Blick Bassy sera en concert à La Cigale à Paris, le 15 avril 2019. / LA CIGALE

Le festival nomade Africolor, dont la 30e édition essaime ses propositions sur vingt villes d’Ile-de-France jusqu’au 22 décembre, propose régulièrement des créations consacrées à des événements ayant marqué l’histoire du continent africain. Le 1er décembre, au Centre Barbara Fleury-Goutte d’Or, à Paris, le chanteur Blick Bassy, né au Cameroun en 1974, installé en France depuis 2005, fera œuvre de pédagogie avec Cameroun 1958. Il contera et chantera l’histoire de Ruben Um Nyobè, héros de la lutte pour l’indépendance du Cameroun (que le pays obtiendra en 1960), dirigeant de l’UPC (Union des populations du Cameroun), abattu par l’armée française, le 13 septembre 1958, dans la forêt où il se cachait.

A l’époque, celle-ci menait une répression féroce avec ses alliés locaux contre son mouvement de résistance. « Quand j’étais au lycée à Yaoundé, on nous en parlait comme de maquisards terroristes qui assassinaient des gens et semaient la zizanie dans le pays, se souvient Blick Bassy. Plus tard, j’ai recueilli quelques bribes de la vérité en posant des questions à ma mère. » Elle était avec sa famille originaire d’un village proche de celui de Nyobè, et lui a raconté les deux années de son enfance passées cachée dans la forêt avec son grand-père pour fuir la répression et la torture que subissaient tous ceux susceptibles de connaître le rebelle.

« Un vrai visionnaire »

En mûrissant, Blick Bassy a pris conscience de « l’importance de se reconnecter avec son histoire pour s’émanciper » : il a décidé de s’intéresser à cet épisode, déformé ou occulté par la France autant que par le Cameroun selon lui. Il est le fil conducteur de Cameroun – 1958, présenté à Africolor, « une sorte de talking gig, de conversation musicale pour laquelle nous serons assis au milieu du public et non pas sur scène ». Le musicien contera et chantera la mémoire et l’histoire de Um Nyobè, « qui, au-delà de son combat, était un vrai visionnaire, parlait des choses que nous vivons terriblement aujourd’hui, comme le tribalisme au Cameroun ».

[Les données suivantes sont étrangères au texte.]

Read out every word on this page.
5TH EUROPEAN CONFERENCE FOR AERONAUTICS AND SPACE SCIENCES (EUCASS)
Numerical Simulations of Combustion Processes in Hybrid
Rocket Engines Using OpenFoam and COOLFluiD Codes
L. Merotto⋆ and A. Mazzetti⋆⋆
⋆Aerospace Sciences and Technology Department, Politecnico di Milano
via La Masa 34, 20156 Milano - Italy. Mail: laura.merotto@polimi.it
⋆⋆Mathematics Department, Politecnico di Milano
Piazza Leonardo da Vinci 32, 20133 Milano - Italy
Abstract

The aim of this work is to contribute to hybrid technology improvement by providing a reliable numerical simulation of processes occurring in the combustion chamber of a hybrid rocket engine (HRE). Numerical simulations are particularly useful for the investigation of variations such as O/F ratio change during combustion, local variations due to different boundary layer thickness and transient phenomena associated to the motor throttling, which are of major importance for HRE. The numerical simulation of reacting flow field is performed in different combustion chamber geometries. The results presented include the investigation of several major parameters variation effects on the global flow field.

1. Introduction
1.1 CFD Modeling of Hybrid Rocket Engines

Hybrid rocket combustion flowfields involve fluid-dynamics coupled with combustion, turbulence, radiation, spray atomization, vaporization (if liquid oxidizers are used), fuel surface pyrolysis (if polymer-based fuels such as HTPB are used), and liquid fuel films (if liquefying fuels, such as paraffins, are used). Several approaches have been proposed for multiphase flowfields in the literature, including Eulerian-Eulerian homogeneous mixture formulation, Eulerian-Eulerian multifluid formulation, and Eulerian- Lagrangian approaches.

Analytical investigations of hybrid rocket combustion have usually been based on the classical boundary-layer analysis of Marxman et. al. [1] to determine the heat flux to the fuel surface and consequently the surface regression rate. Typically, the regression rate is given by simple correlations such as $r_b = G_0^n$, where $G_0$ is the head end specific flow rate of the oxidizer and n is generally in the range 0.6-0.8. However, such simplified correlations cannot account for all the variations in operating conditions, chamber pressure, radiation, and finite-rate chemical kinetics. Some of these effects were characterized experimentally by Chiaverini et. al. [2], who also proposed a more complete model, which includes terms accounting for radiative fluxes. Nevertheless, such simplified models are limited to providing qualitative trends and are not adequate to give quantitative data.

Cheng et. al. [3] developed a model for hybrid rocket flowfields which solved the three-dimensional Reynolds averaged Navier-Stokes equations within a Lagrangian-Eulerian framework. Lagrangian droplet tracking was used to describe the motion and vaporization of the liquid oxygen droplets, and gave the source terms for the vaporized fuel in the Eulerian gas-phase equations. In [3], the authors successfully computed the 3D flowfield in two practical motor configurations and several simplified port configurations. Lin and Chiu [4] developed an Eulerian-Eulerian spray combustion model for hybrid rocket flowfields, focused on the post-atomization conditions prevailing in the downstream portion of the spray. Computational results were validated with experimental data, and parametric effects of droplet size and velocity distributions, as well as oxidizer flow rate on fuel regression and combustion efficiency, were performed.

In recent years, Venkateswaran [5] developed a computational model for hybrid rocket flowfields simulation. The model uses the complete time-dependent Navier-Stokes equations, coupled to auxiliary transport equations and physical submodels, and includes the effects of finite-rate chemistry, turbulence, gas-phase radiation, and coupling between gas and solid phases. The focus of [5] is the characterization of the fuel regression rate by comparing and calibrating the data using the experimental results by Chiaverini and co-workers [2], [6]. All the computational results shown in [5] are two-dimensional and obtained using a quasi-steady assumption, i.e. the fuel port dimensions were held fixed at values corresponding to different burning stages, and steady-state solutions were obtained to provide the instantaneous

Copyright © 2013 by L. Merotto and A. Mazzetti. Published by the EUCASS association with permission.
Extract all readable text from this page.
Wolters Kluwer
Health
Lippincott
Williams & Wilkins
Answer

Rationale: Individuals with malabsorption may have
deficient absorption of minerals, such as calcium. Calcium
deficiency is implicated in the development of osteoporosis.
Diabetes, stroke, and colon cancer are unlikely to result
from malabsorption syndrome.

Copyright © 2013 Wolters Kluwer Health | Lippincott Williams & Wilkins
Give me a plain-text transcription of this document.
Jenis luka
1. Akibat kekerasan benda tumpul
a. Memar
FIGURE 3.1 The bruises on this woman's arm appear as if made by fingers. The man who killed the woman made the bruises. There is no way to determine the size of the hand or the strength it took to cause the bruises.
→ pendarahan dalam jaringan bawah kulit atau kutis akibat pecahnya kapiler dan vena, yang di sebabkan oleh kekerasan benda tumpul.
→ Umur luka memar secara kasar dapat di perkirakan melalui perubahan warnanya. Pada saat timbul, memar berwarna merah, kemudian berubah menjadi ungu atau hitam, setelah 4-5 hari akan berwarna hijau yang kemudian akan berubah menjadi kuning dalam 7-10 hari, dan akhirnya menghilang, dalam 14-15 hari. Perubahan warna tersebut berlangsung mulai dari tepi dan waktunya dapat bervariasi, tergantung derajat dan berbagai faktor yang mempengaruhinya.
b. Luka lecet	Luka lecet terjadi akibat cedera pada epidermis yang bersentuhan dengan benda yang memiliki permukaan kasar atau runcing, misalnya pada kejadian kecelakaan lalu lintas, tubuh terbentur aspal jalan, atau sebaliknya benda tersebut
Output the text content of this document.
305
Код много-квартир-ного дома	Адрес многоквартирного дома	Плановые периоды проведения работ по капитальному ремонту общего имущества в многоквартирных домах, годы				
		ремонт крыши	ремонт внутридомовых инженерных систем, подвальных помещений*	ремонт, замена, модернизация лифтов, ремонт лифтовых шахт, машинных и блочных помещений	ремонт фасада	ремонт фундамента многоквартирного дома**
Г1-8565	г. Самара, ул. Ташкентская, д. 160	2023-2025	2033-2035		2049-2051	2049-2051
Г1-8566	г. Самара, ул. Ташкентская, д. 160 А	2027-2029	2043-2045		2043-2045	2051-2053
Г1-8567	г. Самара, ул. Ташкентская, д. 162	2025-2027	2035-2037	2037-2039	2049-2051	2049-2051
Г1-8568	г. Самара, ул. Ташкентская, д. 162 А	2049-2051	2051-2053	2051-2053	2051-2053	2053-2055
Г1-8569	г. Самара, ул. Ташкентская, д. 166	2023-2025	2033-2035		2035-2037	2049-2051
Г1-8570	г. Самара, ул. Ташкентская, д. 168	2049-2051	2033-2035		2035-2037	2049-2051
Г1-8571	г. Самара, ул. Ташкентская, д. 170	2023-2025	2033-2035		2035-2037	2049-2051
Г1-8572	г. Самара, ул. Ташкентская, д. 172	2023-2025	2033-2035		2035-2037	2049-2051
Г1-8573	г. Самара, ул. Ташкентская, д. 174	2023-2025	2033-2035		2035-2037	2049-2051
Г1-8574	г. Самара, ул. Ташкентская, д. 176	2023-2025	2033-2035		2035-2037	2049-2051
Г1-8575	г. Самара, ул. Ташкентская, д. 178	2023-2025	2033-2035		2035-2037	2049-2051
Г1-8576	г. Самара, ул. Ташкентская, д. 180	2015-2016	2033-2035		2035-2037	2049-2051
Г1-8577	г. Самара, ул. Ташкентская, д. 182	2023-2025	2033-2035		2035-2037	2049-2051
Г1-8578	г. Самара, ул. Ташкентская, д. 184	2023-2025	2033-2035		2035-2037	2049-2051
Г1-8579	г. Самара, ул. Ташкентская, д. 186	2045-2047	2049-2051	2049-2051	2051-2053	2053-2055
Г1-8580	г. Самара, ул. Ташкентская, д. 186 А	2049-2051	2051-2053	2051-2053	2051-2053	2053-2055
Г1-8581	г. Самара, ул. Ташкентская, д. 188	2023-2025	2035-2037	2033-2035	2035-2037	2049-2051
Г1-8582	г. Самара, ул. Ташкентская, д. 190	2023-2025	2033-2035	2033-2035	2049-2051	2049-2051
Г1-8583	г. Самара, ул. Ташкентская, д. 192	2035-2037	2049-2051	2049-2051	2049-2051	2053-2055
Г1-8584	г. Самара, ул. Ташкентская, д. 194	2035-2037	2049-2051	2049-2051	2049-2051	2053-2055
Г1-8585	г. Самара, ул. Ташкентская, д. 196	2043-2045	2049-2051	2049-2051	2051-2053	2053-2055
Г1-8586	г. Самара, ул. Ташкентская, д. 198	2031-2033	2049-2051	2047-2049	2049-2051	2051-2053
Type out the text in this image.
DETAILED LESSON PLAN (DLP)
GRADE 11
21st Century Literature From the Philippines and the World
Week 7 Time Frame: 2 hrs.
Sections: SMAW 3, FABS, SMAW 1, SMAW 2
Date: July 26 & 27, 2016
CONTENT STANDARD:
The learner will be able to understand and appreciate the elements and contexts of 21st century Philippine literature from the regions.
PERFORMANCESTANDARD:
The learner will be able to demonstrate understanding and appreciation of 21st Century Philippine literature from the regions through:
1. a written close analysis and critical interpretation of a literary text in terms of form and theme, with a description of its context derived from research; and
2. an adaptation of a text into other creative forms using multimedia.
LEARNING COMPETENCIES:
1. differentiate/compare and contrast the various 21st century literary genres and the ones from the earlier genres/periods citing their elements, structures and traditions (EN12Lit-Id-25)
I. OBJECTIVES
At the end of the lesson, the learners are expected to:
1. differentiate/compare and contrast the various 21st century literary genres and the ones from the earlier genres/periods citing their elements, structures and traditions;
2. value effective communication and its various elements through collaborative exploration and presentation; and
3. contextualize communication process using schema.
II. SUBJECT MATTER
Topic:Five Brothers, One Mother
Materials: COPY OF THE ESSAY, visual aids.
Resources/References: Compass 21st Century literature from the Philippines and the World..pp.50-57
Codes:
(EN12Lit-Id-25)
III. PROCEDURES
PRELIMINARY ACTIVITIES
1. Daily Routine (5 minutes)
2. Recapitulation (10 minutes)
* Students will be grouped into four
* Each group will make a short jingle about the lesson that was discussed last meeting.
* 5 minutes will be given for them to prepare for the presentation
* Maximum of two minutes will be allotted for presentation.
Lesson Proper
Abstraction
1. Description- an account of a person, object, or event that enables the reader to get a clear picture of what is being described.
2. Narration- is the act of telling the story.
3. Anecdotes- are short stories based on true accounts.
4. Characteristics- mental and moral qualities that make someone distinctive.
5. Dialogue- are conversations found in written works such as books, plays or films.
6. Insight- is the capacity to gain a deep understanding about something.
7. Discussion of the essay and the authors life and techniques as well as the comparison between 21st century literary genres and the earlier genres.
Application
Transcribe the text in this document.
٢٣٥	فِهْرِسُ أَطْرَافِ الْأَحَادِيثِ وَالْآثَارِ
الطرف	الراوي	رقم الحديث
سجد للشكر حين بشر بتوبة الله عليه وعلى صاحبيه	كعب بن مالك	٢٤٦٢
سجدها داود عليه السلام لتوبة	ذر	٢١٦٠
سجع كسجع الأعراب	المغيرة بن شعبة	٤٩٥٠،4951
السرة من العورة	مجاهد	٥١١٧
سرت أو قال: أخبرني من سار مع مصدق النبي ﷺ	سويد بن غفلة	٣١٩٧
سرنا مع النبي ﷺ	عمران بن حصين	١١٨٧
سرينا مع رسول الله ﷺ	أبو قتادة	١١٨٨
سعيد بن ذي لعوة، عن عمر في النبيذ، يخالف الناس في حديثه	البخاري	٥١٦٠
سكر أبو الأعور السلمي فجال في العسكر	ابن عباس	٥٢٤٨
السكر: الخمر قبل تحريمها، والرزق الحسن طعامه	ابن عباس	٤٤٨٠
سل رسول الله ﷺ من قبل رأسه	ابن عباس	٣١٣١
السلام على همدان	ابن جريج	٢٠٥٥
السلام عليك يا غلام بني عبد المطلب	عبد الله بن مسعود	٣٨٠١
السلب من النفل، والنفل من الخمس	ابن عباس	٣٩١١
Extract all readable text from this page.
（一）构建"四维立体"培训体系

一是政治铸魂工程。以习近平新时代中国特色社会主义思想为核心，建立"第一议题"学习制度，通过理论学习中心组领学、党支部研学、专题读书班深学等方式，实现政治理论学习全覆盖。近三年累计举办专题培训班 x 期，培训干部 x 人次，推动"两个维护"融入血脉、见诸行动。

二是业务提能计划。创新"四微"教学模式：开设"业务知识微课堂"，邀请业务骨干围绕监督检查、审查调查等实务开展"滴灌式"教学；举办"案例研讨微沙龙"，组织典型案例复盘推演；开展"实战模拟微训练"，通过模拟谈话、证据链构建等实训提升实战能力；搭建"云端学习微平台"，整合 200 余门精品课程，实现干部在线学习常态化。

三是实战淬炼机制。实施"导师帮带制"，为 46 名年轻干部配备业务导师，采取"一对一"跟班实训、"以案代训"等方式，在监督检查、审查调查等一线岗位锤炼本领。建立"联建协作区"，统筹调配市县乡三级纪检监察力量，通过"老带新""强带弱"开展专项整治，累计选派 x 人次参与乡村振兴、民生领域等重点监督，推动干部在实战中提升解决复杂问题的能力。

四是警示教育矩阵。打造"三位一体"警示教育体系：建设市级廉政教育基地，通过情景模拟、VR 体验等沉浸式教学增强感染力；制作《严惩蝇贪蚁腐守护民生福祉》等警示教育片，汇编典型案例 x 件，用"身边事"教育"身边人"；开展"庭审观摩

Cameroun – 1958 préfigure la sortie en mars 2019 du nouvel album de Blick Bassy (chez Tôt ou tard, avec Nø Førmat!), hanté par l’ombre de son héros, puisque la majorité des titres y font référence. Le chanteur le présentera ensuite en tournée dont un concert à La Cigale à Paris, le 15 avril. Pour la création à Africolor, le musicien sera entouré de Binda Ngazolo – « un conteur juste incroyable ! » –, d’Alexis Anerilles (claviers, trompette), d’Edwin Dharil Denguemo (cajon) et de Johan Blanc (trombone).

Krotal, le rappeur camerounais que Blick Bassy a convié, a obtenu son visa « in extremis »

Krotal, le rappeur camerounais que Blick Bassy avait également convié, a failli manquer à l’appel. Il s’est vu opposer deux refus successifs de visa, non motivés. Et ce « malgré l’obligation qu’ont les consulats français de remplir un vague formulaire notifiant la raison du refus » s’insurgeait, le 28 novembre, Sébastien Lagrave, directeur d’Africolor. Le lendemain après-midi, in extremis, une bonne nouvelle : Krotal vient d’obtenir son visa. « La mobilisation de tous a payé. Même si cela a des répercussions financières sur le festival, car le billet initial est perdu », soulignent les organisateurs.

Blick Bassy - Ndjèl (Clip officiel)
Durée : 03:29

« Cameroun – 1958 », de Blick Bassy, le 1er décembre à 20 h 30, FGO-Barbara, Paris 18e. Présenté dans le cadre d’un focus Cameroun, à Paris et Aubervilliers, les 1er et 2 décembre, au festival Africolor.